National Gay & Lesbian Task Force:
This plan offers much-needed relief by focusing on high-risk communities, directing money to states with the highest need based on reported cases of HIV/AIDS, and by recognizing the unique needs of affected populations. The administration has taken a historic step today in the fight against HIV/AIDS. However, the plan doesn’t yet go far enough in ending new infections and helping those already coping with the disease to manage it. The government must make available the necessary resources and life-saving medicines for those in need. Adequate attention to and funding for implementation as well as aggressive timetables are essential to the success of this plan. This ongoing national tragedy requires an immediate, potent and cohesive federal response that is appropriately funded.

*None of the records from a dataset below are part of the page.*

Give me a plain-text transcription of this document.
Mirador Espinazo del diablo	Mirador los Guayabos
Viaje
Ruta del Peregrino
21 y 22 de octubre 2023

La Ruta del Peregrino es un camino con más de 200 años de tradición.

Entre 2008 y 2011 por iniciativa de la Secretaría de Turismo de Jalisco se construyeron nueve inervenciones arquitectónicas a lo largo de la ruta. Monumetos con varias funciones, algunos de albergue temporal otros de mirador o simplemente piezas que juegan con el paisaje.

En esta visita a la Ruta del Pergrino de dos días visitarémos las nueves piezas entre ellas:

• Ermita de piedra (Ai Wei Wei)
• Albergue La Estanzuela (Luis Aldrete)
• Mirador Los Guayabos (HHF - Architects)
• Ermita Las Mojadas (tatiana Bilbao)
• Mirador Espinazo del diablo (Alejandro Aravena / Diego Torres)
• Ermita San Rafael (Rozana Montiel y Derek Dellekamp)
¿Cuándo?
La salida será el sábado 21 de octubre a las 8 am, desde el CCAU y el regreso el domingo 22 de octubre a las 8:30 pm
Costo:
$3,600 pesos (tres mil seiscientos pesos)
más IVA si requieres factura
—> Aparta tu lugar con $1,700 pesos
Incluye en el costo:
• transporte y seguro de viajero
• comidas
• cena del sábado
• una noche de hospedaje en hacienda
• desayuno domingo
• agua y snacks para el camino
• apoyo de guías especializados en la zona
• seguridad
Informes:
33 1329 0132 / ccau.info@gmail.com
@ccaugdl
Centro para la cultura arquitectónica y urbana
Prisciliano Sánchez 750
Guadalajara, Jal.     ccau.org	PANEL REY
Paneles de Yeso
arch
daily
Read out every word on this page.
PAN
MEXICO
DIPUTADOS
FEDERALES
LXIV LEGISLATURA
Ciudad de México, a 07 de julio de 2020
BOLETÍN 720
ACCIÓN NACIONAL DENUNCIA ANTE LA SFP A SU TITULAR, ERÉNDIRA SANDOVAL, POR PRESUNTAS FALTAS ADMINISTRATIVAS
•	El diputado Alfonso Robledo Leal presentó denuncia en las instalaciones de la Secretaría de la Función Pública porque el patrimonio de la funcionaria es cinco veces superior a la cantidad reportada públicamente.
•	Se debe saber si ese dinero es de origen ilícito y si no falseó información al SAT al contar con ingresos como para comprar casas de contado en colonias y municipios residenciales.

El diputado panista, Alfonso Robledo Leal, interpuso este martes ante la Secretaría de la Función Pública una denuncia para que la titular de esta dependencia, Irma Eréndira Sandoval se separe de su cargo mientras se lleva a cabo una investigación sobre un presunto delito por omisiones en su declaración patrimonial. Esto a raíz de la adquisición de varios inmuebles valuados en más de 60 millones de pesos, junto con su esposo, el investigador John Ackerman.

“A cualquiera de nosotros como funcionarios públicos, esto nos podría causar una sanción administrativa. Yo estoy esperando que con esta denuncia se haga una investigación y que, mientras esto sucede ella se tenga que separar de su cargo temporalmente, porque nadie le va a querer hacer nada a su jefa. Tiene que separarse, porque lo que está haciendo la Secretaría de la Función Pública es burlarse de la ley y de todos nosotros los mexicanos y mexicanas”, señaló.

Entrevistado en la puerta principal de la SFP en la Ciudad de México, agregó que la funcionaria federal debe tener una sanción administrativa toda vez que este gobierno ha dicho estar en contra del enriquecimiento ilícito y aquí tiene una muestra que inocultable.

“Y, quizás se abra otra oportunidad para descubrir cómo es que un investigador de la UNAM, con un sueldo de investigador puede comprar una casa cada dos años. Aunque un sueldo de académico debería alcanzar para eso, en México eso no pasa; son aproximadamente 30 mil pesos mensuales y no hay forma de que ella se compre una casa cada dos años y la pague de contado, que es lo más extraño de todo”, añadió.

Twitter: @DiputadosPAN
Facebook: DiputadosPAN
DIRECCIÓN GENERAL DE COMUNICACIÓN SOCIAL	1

“The president’s plan is so flawed that it might actually represent a step backwards in combating HIV and AIDS in the United States,” said Housing Works President and CEO Charles King. “Since his days on the campaign trail, President Obama has repeatedly said that he wants to lead the fight against AIDS. Unless he commits significant new resources intended to make major inroads against the spread of HIV, he will be regarded as a leader who did next to nothing about the most devastating epidemic of our time.” The president’s plan sets insufficiently ambitious goals for reducing the number of annual HIV infections in the U.S. while, at the same time, the plan fails to provide adequate funding to reach even the modest HIV prevention and treatment goals that it sets out.
I don’t see anything in the plan about addressing the ADAP crisis. Note that even the Democratic lapdogs HRC are clapping half-heartedly.